I nodded. Chris nodded. Ron Searle just went on drawing—he was drawing a cat. He had drawn it fifty times. It was a cat we intended eating when he had finished drawing it, but apparently he was using too many lines. So whilst he, detached and determined, started his fifty-first drawing of the cat we three sat and thought about the miracle of the end of the war.
SEARLE’S St Trinian’s cartoons (1941 to 1953) are now published in Penguin Classics. Braddon had seen their genesis in Changi and described the artist “economising with his lines (whatever that means) and evolving further atrocities for his schoolgirl cartoons”. The obvious influences include beheadings (real), beatings (real) and tortures (real) but in the world of his schoolgirls the drawings are humorous, unreal and affectionate. It surely wasn’t what his Japanese jailers intended.
In 1949, after a breakdown and a suicide attempt in Australia, Braddon arrived in London and was welcomed by Kaye and Ronald and offered living space at the back of the artist’s studio: “I moved in at once, was charged no rent and would get up each morning when Ron arrived to work. It was exactly like Changi—only much pleasanter.”
After leaving Kaye and his children, Searle remarried in France, moved from Paris to a village in Haute Provence and died there in 2011, nine months after his wife.
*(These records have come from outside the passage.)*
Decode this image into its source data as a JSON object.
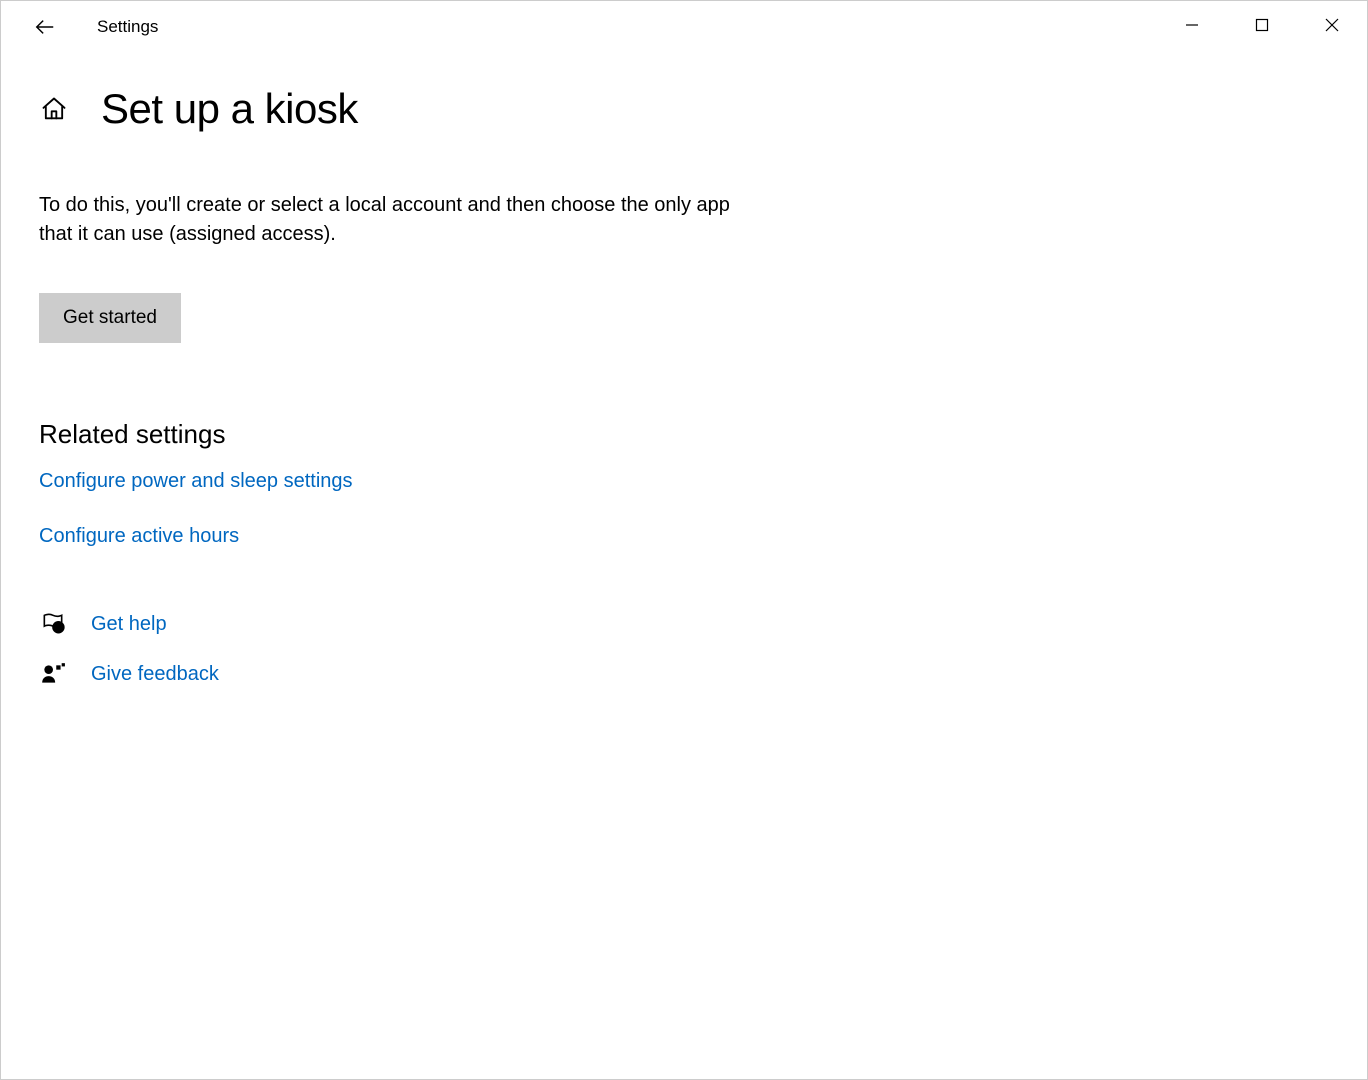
{
  "titlebar": {
    "app_name": "Settings"
  },
  "page": {
    "title": "Set up a kiosk",
    "description": "To do this, you'll create or select a local account and then choose the only app that it can use (assigned access).",
    "get_started_label": "Get started"
  },
  "related": {
    "heading": "Related settings",
    "links": [
      {
        "label": "Configure power and sleep settings"
      },
      {
        "label": "Configure active hours"
      }
    ]
  },
  "support": {
    "help_label": "Get help",
    "feedback_label": "Give feedback"
  },
  "colors": {
    "link": "#0067c0",
    "button_bg": "#cccccc"
  }
}
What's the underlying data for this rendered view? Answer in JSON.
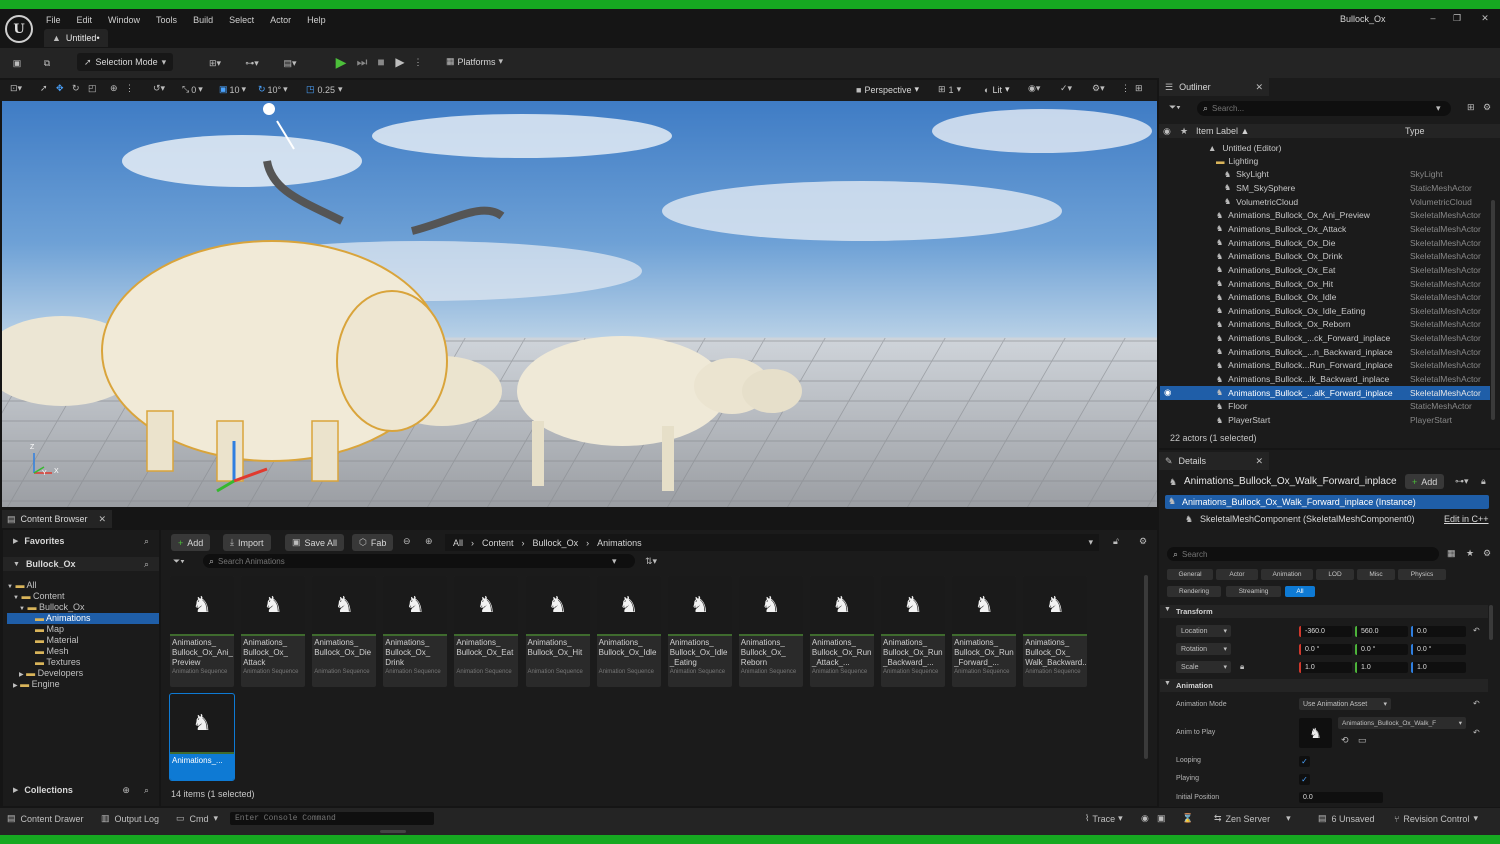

At the age of twenty-five the released prisoner made a discovery which his older self still respected: “We now had in our grasp a thorny, but true, measuring-stick against which to place the things that did or did not matter in life.” He did not suggest what discovery his wartime captors had made about themselves—apart from sharing their belief that a hundred-year war had just begun.